I can easily convert a string to date in pandas as shown here...
df.date = pd.to_datetime(df.date, format="%m/%d/%Y")
There seems to be no easy way in dask?
Here is the pandas example that works with dates:
import pandas as pd
url="http://web.mta.info/developers/data/nyct/turnstile/turnstile_170128.txt"
df=pd.read_csv(url)
df.info()
df.columns=['ca', 'unit', 'scp', 'station', 'inename', 'division', 'date', 'time', 'desc', 'entries', 'exits']
df.date = pd.to_datetime(df.date, format="%m/%d/%Y")

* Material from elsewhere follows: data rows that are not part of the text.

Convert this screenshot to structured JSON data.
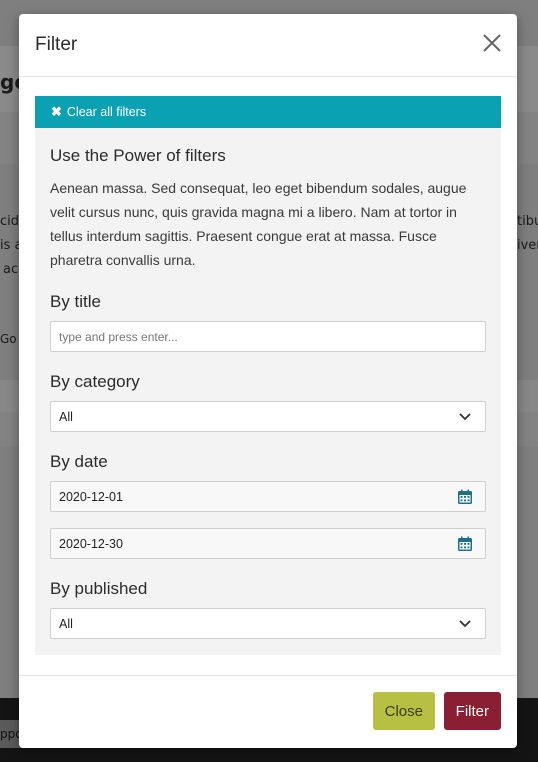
{
  "background": {
    "fragments": [
      "ge",
      "cidu",
      "is a",
      "ac",
      "Go",
      "tibu",
      "iver",
      "ppo"
    ]
  },
  "modal": {
    "title": "Filter",
    "clear_label": "Clear all filters",
    "heading": "Use the Power of filters",
    "description": "Aenean massa. Sed consequat, leo eget bibendum sodales, augue velit cursus nunc, quis gravida magna mi a libero. Nam at tortor in tellus interdum sagittis. Praesent congue erat at massa. Fusce pharetra convallis urna.",
    "by_title": {
      "label": "By title",
      "placeholder": "type and press enter..."
    },
    "by_category": {
      "label": "By category",
      "value": "All"
    },
    "by_date": {
      "label": "By date",
      "from": "2020-12-01",
      "to": "2020-12-30"
    },
    "by_published": {
      "label": "By published",
      "value": "All"
    },
    "buttons": {
      "close": "Close",
      "filter": "Filter"
    }
  },
  "colors": {
    "clear_bar": "#0aa1b3",
    "close_button": "#b8c043",
    "filter_button": "#8a1e32"
  }
}
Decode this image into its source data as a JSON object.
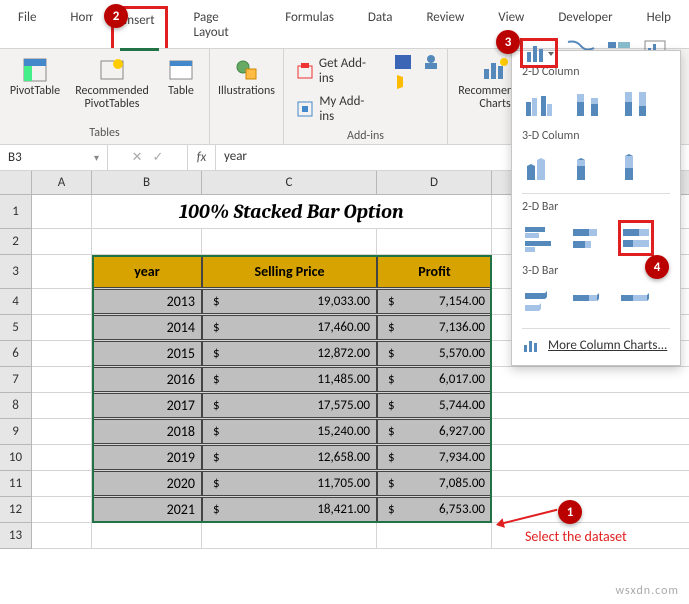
{
  "tabs": [
    "File",
    "Home",
    "Insert",
    "Page Layout",
    "Formulas",
    "Data",
    "Review",
    "View",
    "Developer",
    "Help"
  ],
  "activeTab": "Insert",
  "ribbon": {
    "tables": {
      "pivot": "PivotTable",
      "recommended": "Recommended\nPivotTables",
      "table": "Table",
      "label": "Tables"
    },
    "illustrations": "Illustrations",
    "addins": {
      "get": "Get Add-ins",
      "my": "My Add-ins",
      "label": "Add-ins"
    },
    "charts": {
      "recommended": "Recommended\nCharts"
    }
  },
  "namebox": "B3",
  "formula": "year",
  "columns": [
    "A",
    "B",
    "C",
    "D"
  ],
  "title": "100% Stacked Bar Option",
  "headers": {
    "b": "year",
    "c": "Selling Price",
    "d": "Profit"
  },
  "rows": [
    {
      "year": "2013",
      "price": "19,033.00",
      "profit": "7,154.00"
    },
    {
      "year": "2014",
      "price": "17,460.00",
      "profit": "7,136.00"
    },
    {
      "year": "2015",
      "price": "12,872.00",
      "profit": "5,570.00"
    },
    {
      "year": "2016",
      "price": "11,485.00",
      "profit": "6,017.00"
    },
    {
      "year": "2017",
      "price": "17,575.00",
      "profit": "5,744.00"
    },
    {
      "year": "2018",
      "price": "15,240.00",
      "profit": "6,927.00"
    },
    {
      "year": "2019",
      "price": "12,658.00",
      "profit": "7,934.00"
    },
    {
      "year": "2020",
      "price": "11,705.00",
      "profit": "7,085.00"
    },
    {
      "year": "2021",
      "price": "18,421.00",
      "profit": "6,753.00"
    }
  ],
  "dropdown": {
    "h1": "2-D Column",
    "h2": "3-D Column",
    "h3": "2-D Bar",
    "h4": "3-D Bar",
    "more": "More Column Charts..."
  },
  "callouts": {
    "select": "Select the dataset"
  },
  "watermark": "wsxdn.com",
  "currency": "$"
}
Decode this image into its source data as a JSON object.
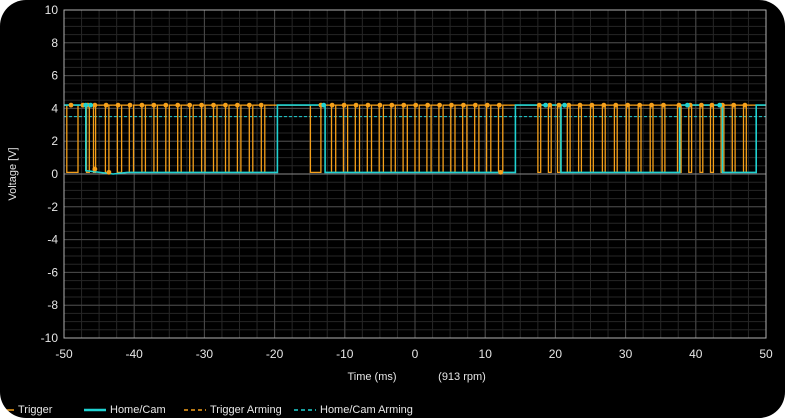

And here is dask that works but can not convert string:
link = 'http://web.mta.info/developers/'
data = ['data/nyct/turnstile/turnstile_170128.txt',
'data/nyct/turnstile/turnstile_170121.txt',
'data/nyct/turnstile/turnstile_170114.txt',
'data/nyct/turnstile/turnstile_170107.txt'
]
urls=[]
for i in data:
urls.append(link+i)
import pandas as pd
import dask
import dask.dataframe as dd
ddfs = [dask.delayed(pd.read_csv)(url) for url in urls]
ddf = dd.from_delayed(ddfs)
ddf.columns=['ca', 'unit', 'scp', 'station', 'inename', 'division', 'date', 'time', 'desc', 'entries', 'exits']
How do I convert the string to date?